Respirando c’è una richiesta di portare la catena a una sua maggiore distensione, modificandone gradualmente la lunghezza.
I risultati ottenuti sono maggiormente mantenuti se si lavora in sinergia con respiro.
Perché?
Perché l’espirazione rappresenta la parte inconscia della respirazione e quando lavoriamo in questa fase della respirazione il sistema nervoso è maggiormente modificabile.
Stiamo parlando il suo linguaggio, nel momento in cui lui è recettivo e in grado di ascoltare.
Inoltre il sistema nervoso mantiene la memoria della correzione ricevuta in fase espiratoria e tende a riprodurre quello schema, perché lo considera corretto.
Avendo compreso la parte dinamica, vediamo ora cosa accade a livello strutturale.
Qui, come abbiamo detto, gran parte del lavoro posturale viene impostato sull’allungamento delle catene muscolare, che corrispondono tra l’altro allo scorrimento dei Meridiani della Medicina Tradizionale Cinese, quindi si esercita una doppia se non triplice funzione:
Allungo la muscolatura
Distendo il Meridiano (beneficio per l’Organo correlato, e per l’emozione anche…a esso correlato)

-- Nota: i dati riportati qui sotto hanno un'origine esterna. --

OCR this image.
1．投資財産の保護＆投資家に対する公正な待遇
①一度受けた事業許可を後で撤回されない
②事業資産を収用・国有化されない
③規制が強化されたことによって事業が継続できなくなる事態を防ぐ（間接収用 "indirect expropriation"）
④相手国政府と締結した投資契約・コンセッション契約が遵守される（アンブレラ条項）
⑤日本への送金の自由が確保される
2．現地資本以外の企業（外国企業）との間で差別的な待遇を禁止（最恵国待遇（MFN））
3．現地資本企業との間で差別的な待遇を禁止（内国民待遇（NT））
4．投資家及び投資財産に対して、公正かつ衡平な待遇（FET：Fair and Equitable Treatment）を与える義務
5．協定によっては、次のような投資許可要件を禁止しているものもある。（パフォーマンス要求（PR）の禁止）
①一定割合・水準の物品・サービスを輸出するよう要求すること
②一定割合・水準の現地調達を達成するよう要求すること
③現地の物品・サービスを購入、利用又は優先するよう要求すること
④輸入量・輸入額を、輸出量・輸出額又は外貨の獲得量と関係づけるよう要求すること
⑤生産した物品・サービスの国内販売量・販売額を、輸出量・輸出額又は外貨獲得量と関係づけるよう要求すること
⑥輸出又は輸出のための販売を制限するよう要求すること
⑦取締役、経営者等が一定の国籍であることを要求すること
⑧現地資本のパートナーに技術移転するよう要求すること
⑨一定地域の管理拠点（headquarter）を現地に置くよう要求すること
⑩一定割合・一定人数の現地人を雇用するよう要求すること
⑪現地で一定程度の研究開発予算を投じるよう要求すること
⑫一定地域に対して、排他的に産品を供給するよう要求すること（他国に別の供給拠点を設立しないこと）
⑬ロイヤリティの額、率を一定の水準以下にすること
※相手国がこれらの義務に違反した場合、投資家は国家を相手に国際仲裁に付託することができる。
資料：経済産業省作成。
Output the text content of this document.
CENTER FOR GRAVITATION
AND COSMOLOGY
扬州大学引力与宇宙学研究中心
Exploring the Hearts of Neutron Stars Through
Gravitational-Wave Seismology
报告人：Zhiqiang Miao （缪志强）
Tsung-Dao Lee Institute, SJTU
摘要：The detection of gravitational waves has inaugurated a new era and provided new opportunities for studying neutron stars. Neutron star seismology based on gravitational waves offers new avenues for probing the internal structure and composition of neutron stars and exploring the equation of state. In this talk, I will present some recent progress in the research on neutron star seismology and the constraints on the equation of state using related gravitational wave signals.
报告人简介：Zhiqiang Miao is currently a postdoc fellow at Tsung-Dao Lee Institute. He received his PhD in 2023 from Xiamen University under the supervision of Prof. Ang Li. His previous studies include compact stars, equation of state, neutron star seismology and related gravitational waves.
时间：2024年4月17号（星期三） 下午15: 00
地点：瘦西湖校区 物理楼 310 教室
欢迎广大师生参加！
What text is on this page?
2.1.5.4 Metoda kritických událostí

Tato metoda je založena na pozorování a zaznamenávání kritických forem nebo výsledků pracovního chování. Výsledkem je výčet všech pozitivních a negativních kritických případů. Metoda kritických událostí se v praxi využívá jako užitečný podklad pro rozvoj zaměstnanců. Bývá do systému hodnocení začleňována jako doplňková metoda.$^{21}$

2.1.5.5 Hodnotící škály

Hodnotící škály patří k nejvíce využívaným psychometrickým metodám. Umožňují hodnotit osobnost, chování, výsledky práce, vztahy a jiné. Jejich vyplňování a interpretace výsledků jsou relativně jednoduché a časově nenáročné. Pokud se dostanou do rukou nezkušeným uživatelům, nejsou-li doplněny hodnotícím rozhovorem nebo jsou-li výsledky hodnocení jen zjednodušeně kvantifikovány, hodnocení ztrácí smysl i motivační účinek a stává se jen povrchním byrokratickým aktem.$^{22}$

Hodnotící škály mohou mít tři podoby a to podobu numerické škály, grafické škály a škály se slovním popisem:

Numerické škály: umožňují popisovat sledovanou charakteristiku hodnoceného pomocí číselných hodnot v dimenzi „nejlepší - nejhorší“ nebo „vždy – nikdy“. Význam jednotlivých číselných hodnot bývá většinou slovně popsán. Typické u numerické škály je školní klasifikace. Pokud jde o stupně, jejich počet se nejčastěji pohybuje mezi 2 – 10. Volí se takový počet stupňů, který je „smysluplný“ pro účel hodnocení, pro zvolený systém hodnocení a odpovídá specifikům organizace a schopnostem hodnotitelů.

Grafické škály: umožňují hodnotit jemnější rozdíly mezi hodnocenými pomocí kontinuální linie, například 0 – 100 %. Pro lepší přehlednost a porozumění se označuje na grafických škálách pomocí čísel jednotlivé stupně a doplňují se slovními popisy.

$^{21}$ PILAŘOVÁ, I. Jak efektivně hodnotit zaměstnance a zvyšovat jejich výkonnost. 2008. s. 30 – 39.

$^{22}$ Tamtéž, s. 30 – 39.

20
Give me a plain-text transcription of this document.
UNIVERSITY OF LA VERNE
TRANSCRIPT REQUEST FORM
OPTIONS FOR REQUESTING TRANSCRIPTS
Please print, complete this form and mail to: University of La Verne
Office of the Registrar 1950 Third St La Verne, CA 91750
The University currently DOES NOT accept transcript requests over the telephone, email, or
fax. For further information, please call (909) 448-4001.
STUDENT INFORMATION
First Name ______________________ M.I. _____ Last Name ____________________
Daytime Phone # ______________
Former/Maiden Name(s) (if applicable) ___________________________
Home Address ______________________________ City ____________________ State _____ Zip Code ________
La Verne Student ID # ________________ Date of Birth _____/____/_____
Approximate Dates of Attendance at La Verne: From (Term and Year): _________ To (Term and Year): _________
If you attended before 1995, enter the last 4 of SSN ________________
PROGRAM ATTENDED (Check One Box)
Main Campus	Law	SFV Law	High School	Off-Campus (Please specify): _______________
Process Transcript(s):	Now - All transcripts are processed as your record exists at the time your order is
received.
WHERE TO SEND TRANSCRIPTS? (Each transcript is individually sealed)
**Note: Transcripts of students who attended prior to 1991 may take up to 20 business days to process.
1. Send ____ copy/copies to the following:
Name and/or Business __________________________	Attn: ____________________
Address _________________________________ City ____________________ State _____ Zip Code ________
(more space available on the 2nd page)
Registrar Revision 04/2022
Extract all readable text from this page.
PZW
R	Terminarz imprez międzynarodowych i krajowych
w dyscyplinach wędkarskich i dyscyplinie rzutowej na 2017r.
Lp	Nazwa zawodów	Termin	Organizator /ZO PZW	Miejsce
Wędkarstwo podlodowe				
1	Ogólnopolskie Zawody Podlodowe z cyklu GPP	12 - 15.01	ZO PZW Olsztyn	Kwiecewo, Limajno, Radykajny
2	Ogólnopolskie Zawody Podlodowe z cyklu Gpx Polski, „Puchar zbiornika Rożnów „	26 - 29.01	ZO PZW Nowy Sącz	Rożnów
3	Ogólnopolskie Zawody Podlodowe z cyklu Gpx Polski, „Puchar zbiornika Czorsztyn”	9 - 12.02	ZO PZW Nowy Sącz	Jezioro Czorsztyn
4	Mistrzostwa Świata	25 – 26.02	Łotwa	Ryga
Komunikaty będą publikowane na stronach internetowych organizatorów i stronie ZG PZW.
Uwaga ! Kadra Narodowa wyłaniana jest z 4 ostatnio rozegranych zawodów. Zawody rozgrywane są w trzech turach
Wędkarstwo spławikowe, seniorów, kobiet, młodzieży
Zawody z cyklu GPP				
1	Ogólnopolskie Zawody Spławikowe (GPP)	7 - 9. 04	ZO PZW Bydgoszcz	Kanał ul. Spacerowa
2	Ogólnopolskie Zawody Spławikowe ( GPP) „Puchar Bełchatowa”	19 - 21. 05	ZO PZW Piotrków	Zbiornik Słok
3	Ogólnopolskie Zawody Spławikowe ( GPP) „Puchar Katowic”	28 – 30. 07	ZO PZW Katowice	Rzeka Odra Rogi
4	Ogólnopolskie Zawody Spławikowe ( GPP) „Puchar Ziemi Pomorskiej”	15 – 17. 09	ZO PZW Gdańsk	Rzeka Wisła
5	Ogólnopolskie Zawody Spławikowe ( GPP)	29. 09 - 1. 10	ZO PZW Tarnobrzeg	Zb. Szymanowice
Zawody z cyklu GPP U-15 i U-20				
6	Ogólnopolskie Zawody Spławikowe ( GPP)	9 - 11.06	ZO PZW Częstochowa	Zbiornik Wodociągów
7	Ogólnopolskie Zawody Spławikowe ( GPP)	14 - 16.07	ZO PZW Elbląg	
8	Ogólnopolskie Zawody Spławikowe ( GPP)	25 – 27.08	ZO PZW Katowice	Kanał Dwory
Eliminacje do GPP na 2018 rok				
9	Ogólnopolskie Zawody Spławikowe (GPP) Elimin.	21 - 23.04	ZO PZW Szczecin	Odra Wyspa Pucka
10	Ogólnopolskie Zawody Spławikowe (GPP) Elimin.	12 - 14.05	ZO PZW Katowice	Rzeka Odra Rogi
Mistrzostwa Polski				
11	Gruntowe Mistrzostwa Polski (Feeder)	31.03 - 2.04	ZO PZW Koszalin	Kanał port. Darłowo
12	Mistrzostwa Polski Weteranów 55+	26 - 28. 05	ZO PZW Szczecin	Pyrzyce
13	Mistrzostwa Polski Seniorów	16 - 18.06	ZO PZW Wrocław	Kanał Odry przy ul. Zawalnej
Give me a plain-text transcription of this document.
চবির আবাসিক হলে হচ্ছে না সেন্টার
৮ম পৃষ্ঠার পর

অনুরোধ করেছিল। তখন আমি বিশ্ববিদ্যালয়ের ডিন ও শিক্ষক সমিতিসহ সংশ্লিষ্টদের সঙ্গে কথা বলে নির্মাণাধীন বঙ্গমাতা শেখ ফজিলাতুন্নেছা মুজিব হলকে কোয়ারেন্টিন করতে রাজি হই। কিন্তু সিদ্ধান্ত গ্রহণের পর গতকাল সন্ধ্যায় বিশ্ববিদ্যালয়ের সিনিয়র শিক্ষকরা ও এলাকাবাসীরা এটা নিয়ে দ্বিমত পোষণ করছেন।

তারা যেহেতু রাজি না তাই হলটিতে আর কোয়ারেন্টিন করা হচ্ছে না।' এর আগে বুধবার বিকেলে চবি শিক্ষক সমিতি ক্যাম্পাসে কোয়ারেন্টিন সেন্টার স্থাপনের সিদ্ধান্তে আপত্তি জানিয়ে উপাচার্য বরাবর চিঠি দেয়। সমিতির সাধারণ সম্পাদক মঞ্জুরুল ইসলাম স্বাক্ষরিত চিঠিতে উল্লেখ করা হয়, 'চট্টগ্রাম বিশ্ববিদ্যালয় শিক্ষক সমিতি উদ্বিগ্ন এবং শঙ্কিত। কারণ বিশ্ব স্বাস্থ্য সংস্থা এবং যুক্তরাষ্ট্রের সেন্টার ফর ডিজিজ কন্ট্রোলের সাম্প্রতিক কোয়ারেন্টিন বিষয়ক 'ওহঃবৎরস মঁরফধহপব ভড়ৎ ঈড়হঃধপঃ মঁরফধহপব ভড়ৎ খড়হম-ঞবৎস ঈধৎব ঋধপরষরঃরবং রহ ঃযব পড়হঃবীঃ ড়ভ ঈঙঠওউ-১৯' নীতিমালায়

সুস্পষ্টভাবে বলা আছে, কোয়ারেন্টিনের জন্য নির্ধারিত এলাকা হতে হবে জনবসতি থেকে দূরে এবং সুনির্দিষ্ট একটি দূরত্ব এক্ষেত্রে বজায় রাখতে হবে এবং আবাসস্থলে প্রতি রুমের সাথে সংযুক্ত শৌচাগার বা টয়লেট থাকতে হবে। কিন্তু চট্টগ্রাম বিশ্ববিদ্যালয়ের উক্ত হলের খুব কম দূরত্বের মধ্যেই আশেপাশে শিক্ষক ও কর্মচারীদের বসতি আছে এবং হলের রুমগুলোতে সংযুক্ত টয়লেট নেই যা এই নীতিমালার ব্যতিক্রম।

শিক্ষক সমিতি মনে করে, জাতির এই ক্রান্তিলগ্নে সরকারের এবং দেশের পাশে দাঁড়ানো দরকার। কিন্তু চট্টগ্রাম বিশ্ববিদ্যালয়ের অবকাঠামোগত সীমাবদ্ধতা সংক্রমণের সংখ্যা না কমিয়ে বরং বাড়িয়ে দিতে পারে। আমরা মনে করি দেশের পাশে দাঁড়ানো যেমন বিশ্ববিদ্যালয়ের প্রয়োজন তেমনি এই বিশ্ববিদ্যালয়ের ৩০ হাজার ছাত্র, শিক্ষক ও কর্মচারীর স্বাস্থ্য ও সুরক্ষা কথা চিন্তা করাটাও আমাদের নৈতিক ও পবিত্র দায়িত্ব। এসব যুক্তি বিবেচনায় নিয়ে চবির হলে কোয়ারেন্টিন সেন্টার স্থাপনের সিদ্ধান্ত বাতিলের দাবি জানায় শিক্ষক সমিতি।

La distensione delle catene muscolari scioglie in maniera definitiva le contratture, riporta la lunghezza e un muscolo rilassato è anche più capace di rispondere positivamente al potenziamento.
Un equilibrio tra forza e elasticità che offre come risultato un benessere duraturo e la famosa “bellezza della forma”.
In tal modo veramente si riesce a scolpire il proprio corpo, aggiusto in lunghezza da una parte, porto tonicità in un’altra, simmetrizzo, riallineo il baricentro, elimino le cause per fare in modo che il problema non si ripresenti.